Analysts at Citi reduced their rating on Nike, Inc. to “Neutral” from “Buy” after a meeting with new CEO Elliott Hill, leaving them less confident that sales would restart growth over the next year.
“After discussing the key building blocks and challenges to achieve a turnaround, we no longer believe F26 will inflect the way we hoped, either on the sales or EBIT margin line,” wrote Paul Lejuez, Citi’s lead analyst in the space.
Lejuez added, “We believe F26 consensus estimates are too high, making the turnaround timing much less visible, and we no longer have the patience or conviction to wait another year, especially with the stock trading at 39x our F26EPS and 28x our F26EBITDA.”
Nike’s fiscal 2026 year ends on May 31, 2026.
The analyst said topline pressure would likely continue as Nike’s management admitted that regaining shelf space at wholesale accounts poses some challenges. Lejuez noted, “Management acknowledged the competitive threat they face, especially in running, and said they have to earn shelf space back at partners, which made it sound like it wasn’t coming easy.”
Nike officials also reminded Citi’s analysts that they had previously indicated on the second-quarter analyst call that summer order bookings are expected to be down slightly.
Lejuez also noted that Nike indicated that it continues to work down inventories of its three key franchises — Air Jordans, Dunks and Air Force One — further in FY26, which it expects will continue to weigh on sales. Nike’s decline of 9 percent on a currency-neutral basis in the fiscal second quarter ended November 30 was blamed on “ongoing headwinds from our franchise management actions.”
Lejuez said Nike management indicated that Air Jordan and Air Force One will “still be large franchises” even after inventories are managed lower, but Dunks will “not be a relevant part” of the mix over time. The analyst wrote, ‘With cont’d pressure from franchise mgmt in F26, it will put more pressure on new products to fill the void, but mgmt reminded us that will take time.

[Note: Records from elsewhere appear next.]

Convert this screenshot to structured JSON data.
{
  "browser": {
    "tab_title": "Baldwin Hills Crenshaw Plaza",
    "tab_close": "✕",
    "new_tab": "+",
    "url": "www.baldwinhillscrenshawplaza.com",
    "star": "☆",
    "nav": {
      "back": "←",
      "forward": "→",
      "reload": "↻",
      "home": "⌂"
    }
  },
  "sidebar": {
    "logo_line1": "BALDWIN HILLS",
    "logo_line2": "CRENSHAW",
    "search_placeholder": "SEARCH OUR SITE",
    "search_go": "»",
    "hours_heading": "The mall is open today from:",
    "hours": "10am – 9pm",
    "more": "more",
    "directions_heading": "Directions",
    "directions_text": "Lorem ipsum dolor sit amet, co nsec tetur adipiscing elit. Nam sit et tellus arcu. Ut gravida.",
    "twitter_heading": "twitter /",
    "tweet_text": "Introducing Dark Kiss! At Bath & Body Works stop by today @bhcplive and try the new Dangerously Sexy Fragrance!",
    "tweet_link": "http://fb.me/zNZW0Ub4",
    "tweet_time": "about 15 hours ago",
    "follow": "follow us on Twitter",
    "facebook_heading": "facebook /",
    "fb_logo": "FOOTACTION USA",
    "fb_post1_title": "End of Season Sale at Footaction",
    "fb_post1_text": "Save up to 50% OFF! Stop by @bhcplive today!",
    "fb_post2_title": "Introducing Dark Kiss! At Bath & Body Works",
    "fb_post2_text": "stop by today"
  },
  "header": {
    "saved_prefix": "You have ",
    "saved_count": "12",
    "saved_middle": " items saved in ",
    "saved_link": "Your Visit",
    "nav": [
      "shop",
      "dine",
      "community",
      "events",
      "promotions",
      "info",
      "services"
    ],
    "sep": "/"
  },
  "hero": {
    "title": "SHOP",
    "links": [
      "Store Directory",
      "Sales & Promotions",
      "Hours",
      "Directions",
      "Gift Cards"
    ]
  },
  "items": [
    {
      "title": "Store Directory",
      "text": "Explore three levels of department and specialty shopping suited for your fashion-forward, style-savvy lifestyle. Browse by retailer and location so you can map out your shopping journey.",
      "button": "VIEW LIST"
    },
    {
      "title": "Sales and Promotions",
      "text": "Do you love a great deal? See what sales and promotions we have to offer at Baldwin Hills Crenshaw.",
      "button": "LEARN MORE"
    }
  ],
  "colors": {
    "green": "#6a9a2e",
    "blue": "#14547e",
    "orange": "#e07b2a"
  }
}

It sounds like another down sales year in F26.”
Among margin concerns, Lejuez said Nike’s leadership team indicated that inventory levels remain elevated in the marketplace. He wrote, “There will be margin headwinds short-term (which sounded like beyond F25), as they need to take product back so that retail partners’ open-to-buy can be used for new NKE product. Mgmt said they need to move to a “pull model,” and they can’t do that unless inventory in the channel is healthy.”
Lejuez also said Nike “needs to invest in their wholesale relationships,“ including terms and conditions, to represent another margin headwind in fiscal 26. Other margin pressures are expected to come from new products initially coming in at a lower margin.
Finally, Lejuez noted that with Nike’s e-commerce channel reducing promotions, slower sales of the traditionally higher-margin DTC segment and faster growth within the wholesale channel will pressure margins.
Lejuez wrote, “Combine all this with mgmt increasing demand creation, we believe F26 is shaping up to be a down margin year.”
Citi expects Nike’s F26 EBIT margin to decline 30 basis points.
On the positive side, Lejuez said Nike “feels good“ about product innovation and marketing. He noted that Nike has been able to accelerate the product innovation pipeline, including bringing the Pegasus Premium forward by a year. Shoe product is “really taking off“ in Europe and management was “optimistic“ about the Vomero classic running style, priced at $150.
However, Lejuez cited a few other concerns threatening Nike’s recovery, including the potential escalation of a tariff war between the U.S. and China, leading to Chinese consumers purchasing fewer U.S. brands than they have in the past. Nike’s use of its factory stores to clear inventories may condition customers to head to outlets for deals “and may pull forward sales, which could hurt demand of new full-price launches.”
Lejuez further said smaller brands, citing Hoka, On and Birkenstock, “all have significant momentum and are looking to expand into products that will compete with NKE in some way; NKE may have a hard time disrupting the momentum, making it difficult to gain back shelf space with wholesale partners.“
Citi also reduced its price target on Nike to $72 from $102.
On Friday, February 7, in mid-day trading, shares of Nike were trading at $70.08, down $1.66, or 2.3 percent. The stock is trading near its 52-week low of $69.33, with its 52-week high at $107.43.
On Thursday, February 6, Nike hosted a meet-and-greet for sell-side analysts with Hill, appointed CEO last September, and CFO Matt Friend in New York City to shore up support for the stock and Nike’s recovery plan.
Cristina Fernández, at Telsey Advisory, was also attending the meeting. Following the chat, she kept her rating at “Market Perform“ at a price target of $80.
In a note, Fernández wrote, “Overall, we believe management understands the challenges and steps to be taken to return Nike to growth, but there is still work to be done to clean inventories and bring energy to other products. Once inventory is realigned and new products start gaining traction, the company will have more clarity as to the financial model going forward. Through this transition period, Nike profitability will be under pressure from both product mix and channel mix.”